10AM:
In preparation for these often-mentioned, aforementioned next phase/lines, it’s time for reflection.
Before that though, since this reflection might lead to thoughts of MISTAKES, let’s go back…
Tao of Pooh on the true nature of wisdom: “In the final section of the Tao Te Ching, Lao-tse wrote, ‘The wise are not learned; the learned are not wise.’ … From the Taoist point of view, while the scholarly intellect may be useful for analyzing certain things, deeper and broader matters are beyond its limited reach” (24). If we gain from our mistakes, in this way, they serve to make us wise.
Universal Post-It: “Remember, we all stumble; we have to fall before we fly.”

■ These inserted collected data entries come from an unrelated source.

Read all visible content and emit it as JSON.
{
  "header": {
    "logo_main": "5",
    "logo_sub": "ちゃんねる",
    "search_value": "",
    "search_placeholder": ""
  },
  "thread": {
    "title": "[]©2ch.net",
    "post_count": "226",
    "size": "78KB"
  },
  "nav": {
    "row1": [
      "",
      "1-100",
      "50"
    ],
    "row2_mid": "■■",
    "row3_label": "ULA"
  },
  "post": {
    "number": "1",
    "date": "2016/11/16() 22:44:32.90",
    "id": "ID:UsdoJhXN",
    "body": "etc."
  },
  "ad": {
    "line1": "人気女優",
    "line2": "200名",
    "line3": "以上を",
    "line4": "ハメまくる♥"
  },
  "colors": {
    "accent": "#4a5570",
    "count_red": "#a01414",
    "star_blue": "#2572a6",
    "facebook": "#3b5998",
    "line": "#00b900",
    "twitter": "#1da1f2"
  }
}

Keeping that in mind, it was not a mistake to try intuitive eating. What I gained and learned from the experience:
- I like drinking an enjoyable bottle of wine, even alone, but I’ve learned not to use it for nourishment and not to do it so often
- I can trust what others cook for me
- Soft counting isn’t bad and small differences don’t matter – my body takes care of it
- Sitting down and reading does not really change appetite dramatically – body self-regulates through healing faster or slower, and therefore, rest allows the body to heal faster and burn more calories in the next workout
- The fight the urge to eat systematically or by formula might be a created fight, but fighting the urge to “eat later” needs to happen (this is not a created fight, it is a necessary one)

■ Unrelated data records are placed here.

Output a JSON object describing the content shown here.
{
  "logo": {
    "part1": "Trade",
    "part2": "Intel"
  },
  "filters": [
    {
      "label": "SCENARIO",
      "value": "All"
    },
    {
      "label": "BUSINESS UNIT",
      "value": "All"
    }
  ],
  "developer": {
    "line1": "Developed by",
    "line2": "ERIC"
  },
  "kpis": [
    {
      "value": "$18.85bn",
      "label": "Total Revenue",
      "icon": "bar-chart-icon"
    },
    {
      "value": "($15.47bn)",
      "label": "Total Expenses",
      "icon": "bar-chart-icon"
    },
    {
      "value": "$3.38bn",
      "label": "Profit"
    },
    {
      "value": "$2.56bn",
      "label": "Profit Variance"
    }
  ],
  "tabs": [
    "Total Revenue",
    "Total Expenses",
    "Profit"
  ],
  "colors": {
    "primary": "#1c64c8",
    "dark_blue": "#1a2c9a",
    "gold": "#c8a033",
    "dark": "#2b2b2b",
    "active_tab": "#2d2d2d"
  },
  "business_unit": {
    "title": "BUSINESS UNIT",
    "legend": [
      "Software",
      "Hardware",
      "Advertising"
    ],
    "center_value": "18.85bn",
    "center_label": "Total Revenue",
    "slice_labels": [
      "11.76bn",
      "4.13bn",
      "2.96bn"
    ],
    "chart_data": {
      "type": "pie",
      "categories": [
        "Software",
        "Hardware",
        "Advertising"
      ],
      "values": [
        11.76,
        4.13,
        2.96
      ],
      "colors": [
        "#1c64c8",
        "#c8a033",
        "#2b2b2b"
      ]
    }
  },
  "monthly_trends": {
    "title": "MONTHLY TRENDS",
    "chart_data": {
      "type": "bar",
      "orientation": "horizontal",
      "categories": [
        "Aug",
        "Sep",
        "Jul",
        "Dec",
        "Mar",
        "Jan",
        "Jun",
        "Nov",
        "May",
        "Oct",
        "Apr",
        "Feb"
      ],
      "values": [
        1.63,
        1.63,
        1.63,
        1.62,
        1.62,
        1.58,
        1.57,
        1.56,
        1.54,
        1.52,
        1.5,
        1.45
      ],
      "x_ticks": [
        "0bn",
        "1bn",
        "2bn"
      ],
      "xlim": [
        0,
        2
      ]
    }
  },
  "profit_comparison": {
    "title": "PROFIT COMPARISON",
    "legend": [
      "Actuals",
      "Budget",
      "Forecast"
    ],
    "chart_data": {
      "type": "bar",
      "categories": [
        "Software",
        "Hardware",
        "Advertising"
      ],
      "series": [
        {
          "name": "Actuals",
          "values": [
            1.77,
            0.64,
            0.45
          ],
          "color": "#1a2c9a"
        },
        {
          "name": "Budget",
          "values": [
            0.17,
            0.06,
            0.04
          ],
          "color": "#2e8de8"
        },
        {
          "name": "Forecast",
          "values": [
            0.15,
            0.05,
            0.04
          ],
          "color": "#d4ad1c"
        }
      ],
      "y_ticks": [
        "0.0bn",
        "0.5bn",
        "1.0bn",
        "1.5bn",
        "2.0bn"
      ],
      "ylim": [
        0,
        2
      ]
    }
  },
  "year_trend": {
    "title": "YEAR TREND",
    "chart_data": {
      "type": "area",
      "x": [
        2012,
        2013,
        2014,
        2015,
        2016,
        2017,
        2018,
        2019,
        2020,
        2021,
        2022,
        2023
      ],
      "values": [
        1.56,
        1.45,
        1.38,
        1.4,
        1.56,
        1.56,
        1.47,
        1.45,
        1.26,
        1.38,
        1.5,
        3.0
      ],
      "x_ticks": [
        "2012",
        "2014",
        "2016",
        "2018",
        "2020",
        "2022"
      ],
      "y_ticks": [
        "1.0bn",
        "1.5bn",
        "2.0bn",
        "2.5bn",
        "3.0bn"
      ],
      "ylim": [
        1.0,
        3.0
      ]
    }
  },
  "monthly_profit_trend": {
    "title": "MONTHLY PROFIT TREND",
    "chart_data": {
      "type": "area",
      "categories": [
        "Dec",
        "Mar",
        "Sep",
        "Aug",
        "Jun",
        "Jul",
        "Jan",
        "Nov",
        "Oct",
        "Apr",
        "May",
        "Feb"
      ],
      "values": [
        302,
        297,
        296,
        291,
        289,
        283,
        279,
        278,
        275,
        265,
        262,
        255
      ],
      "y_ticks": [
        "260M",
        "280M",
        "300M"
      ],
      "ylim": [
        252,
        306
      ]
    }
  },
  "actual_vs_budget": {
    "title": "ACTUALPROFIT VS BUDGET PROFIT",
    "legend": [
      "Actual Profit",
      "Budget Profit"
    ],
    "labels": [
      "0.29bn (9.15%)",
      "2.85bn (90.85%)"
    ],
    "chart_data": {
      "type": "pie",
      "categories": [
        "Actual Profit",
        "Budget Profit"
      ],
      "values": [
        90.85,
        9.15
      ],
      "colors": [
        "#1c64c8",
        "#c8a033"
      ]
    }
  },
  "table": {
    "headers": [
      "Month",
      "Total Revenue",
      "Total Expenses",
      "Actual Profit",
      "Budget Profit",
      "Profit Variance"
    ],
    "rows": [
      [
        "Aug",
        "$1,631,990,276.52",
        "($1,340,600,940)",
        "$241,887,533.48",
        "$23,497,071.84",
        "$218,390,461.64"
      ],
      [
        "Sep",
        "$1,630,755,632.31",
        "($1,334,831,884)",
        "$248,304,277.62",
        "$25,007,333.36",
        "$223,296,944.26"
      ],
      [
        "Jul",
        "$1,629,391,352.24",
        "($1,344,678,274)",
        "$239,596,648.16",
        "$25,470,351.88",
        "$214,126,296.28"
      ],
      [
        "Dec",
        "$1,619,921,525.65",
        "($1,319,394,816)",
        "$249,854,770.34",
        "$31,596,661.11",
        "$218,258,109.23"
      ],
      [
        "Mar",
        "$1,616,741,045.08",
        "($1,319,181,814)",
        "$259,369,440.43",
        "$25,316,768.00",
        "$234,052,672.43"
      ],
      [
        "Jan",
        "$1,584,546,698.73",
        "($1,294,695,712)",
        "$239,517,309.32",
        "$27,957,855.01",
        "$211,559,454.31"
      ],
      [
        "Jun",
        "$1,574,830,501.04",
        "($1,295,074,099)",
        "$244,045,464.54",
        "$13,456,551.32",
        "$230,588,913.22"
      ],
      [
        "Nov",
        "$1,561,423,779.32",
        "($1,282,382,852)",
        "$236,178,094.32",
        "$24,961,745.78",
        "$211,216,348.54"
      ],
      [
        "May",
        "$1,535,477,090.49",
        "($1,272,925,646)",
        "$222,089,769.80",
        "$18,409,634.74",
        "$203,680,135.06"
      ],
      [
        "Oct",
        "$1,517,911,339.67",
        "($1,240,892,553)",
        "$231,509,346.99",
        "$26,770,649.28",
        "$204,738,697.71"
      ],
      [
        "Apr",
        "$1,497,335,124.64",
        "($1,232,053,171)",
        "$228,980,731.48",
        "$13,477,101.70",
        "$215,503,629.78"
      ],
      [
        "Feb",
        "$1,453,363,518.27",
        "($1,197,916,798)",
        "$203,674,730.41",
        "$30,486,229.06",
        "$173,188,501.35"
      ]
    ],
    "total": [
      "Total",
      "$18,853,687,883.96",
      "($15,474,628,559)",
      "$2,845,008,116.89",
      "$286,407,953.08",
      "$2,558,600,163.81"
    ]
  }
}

- Self-consciousness comes from the perception of portion counting, not through the act of it – and it is only after trying intuition that I have learned this
- Suicidal and thoughts of self-harm increase when I’m stressed and hungry; portion counting becomes less of a source of fear and spinning and self-consciousness when I’m full and rested enough
- We were thinking that numbing my hunger was responsible for numbing my sex drive, but the latter has not increased since trying intuitive eating – it doesn’t appear that I’m numbing everything else, and perhaps the true culprit is overstress
Now it’s time to reflect on what we’ve learned, what I’ve gained, what will allow us to make the next steps in recovery, in reclaiming healthy.